Norbert played 19 seasons in the minor leagues from 1930 to 1948, hitting .306 with 2,491 hits, 493 doubles and 313 home runs. He eclipsed the 20 home run mark in a season ten times, the 25 homer mark five times and the 30 mark once. He hit as many as 46 doubles (which he did three times) and 13 triples in a season, and he had career highs of 192 hits and 677 at-bats. He played in the Pacific Coast League every year from 1935 to 1945, except for 1943.

Teams he played for included the San Francisco Seals (1935–40), Portland Beavers (1941–42), Los Angeles Angels (1944), and Seattle Rainiers (1945–46). He led the PCL in home runs in four different seasons: 1938, 1941, 1942 and 1945. In addition to his PCL home run title in 1942, Norbert captured the league's batting title that season as well. He won a PCL Championship in 1935 as a member of the San Francisco Seals.

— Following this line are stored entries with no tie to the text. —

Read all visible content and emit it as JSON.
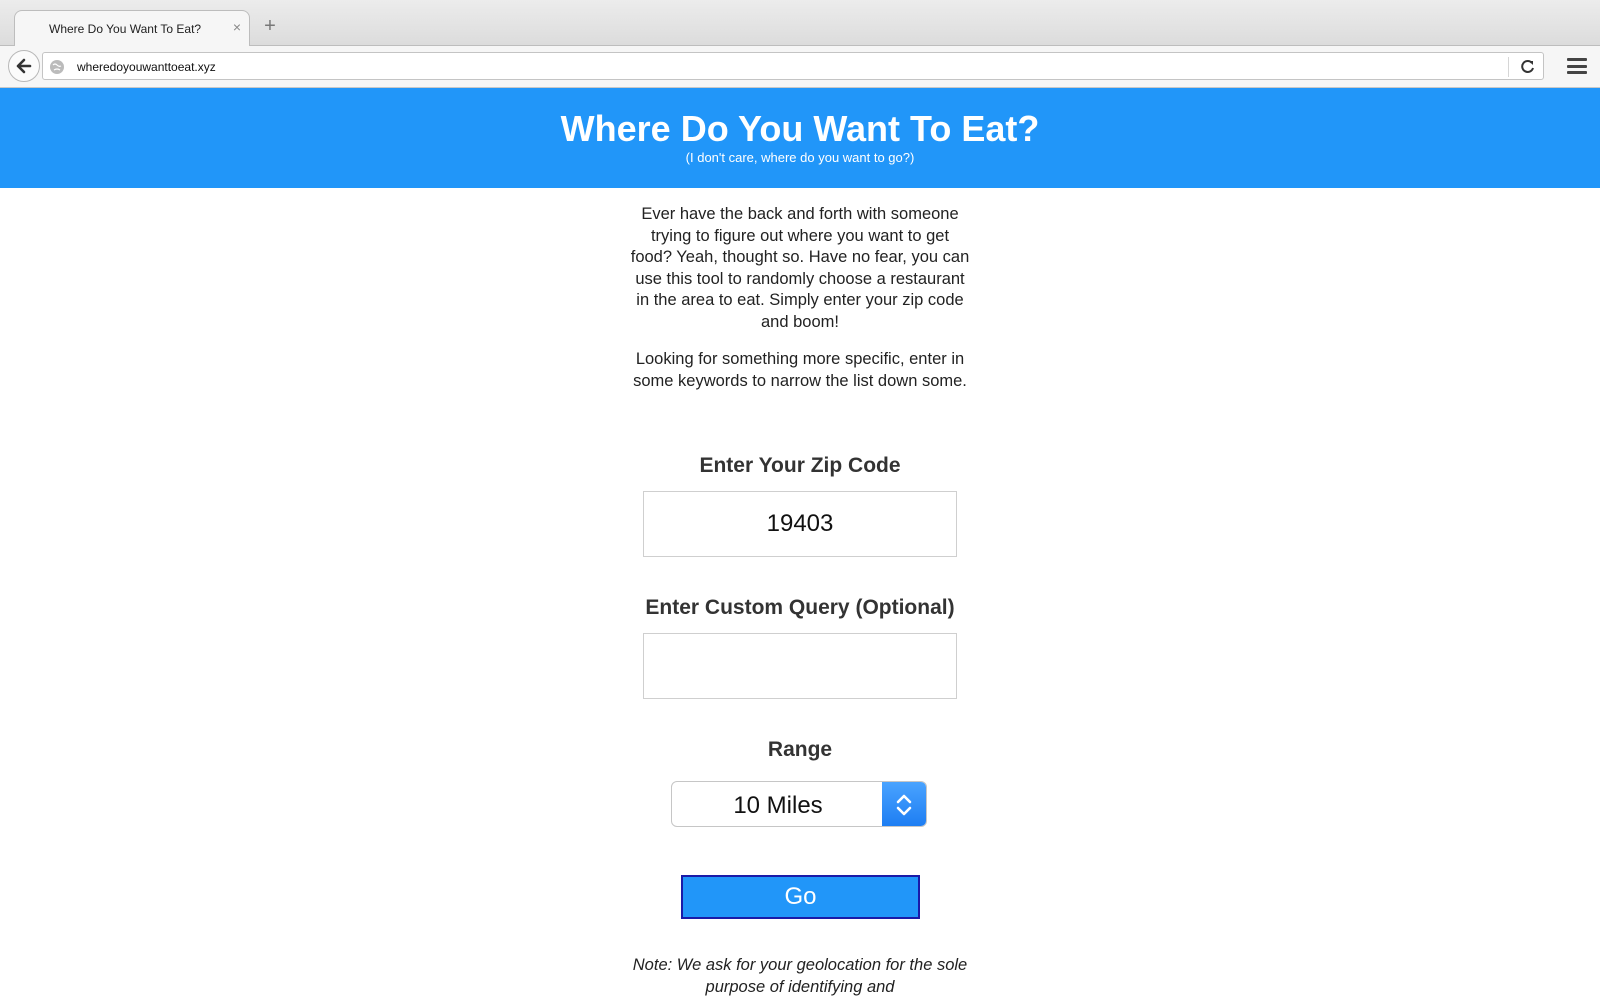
{
  "browser": {
    "tab_title": "Where Do You Want To Eat?",
    "tab_close": "×",
    "new_tab": "+",
    "url": "wheredoyouwanttoeat.xyz"
  },
  "header": {
    "title": "Where Do You Want To Eat?",
    "subtitle": "(I don't care, where do you want to go?)",
    "background": "#2196f9"
  },
  "intro": {
    "paragraph1": "Ever have the back and forth with someone trying to figure out where you want to get food? Yeah, thought so. Have no fear, you can use this tool to randomly choose a restaurant in the area to eat. Simply enter your zip code and boom!",
    "paragraph2": "Looking for something more specific, enter in some keywords to narrow the list down some."
  },
  "form": {
    "zip_label": "Enter Your Zip Code",
    "zip_value": "19403",
    "query_label": "Enter Custom Query (Optional)",
    "query_value": "",
    "range_label": "Range",
    "range_value": "10 Miles",
    "go_label": "Go"
  },
  "note": "Note: We ask for your geolocation for the sole purpose of identifying and"
}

Norbert was one of four players, and cash, traded to the San Francisco Seals by the New York Yankees in late 1934 for Joe DiMaggio

Norbet played for the Senadores de San Juan of the Liga de Béisbol Profesional de Puerto Rico during the 1941–42 season.

Norbert managed the Victoria Athletics from 1947 to 1949, being replaced by Earl Bolyard partway through the 1949 season.